Cyrus was the first king of the Persians and Medes. He brought about the fulfillment of the prophecy given by Jeremiah and Isaiah. After Nebuchadnezzar had conquered Judah and the people, due to their wickedness, God allowed them to become servants to the Chaldees. However, Cyrus, because of the prophecy, allowed them to return to Judah to rebuild the temple, as recorded in 2 Chronicles 36:22. Nebuchadnezzar had removed the precious vessels from the temple to use in worshipping his own gods, but Cyrus ordered them returned to the temple in Judah.
They paid to have cedar trees brought from Lebanon according to their grant with Cyrus. Although they tried to rebuild the temple as commanded by Cyrus, the Samaritans struggled to keep it from being built. This continued even into the reign of King Darius over Persia.
In modern times, Parley P. Pratt would compare Joseph Smith to Cyrus, saying they shared the same boldness, courage, temperance, perseverance and generosity of a Cyrus” (Autobiography of Parley Parker Pratt [Deseret Book Company, 1938], p. 46.)

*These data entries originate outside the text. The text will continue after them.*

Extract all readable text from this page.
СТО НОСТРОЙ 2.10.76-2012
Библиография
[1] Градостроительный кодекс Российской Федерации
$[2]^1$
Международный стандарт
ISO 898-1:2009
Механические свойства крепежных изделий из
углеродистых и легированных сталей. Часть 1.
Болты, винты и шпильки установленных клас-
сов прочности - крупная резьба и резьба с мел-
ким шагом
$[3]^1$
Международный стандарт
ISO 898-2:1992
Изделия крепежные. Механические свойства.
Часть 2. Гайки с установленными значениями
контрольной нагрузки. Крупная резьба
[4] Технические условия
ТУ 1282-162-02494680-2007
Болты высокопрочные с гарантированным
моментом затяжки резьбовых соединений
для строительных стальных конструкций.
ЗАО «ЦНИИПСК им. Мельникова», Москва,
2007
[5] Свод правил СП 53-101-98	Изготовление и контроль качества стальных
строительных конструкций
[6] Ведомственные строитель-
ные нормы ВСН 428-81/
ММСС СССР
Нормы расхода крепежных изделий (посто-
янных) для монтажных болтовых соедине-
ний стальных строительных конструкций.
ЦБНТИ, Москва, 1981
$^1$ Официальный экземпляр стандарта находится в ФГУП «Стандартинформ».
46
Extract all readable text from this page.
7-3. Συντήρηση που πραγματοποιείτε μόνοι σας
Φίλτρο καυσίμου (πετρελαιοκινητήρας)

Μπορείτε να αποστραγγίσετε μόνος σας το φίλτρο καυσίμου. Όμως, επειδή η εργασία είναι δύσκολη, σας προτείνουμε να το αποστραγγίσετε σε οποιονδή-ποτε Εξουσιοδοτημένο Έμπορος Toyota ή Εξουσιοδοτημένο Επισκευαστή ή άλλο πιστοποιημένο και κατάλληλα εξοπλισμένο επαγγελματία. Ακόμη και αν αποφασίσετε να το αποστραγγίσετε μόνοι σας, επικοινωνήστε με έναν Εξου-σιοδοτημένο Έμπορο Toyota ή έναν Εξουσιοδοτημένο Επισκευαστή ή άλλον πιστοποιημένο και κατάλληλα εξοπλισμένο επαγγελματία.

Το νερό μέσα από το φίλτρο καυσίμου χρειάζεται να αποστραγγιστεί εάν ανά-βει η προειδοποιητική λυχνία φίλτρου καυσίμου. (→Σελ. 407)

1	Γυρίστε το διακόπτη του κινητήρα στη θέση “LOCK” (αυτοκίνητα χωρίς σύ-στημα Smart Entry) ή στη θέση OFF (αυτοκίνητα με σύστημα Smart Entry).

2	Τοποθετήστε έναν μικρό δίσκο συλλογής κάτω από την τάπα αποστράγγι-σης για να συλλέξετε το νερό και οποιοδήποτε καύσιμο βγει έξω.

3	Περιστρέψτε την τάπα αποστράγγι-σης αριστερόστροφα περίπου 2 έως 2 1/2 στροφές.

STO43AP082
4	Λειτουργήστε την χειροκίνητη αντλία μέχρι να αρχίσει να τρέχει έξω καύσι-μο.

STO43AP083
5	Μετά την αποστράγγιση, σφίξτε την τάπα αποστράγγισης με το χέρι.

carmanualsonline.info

Wilford Woodruff said of Cyrus:
“Now I have thought many times that some of those ancient kings that were raised up, had in some respects more regard for the carrying out of some of these principles and laws, than even the Latter-day Saints have in our day. I will take as an ensample Cyrus. … To trace the life of Cyrus from his birth to his death, whether he knew it or not, it looked as though he lived by inspiration in all his movements. He began with that temperance and virtue which would sustain any Christian country or any Christian king. … Many of these principles followed him, and I have thought many of them were worthy, in many respects, the attention of men who have the Gospel of Jesus Christ.” (Journal of Discourses, vol. 22, p. 207.)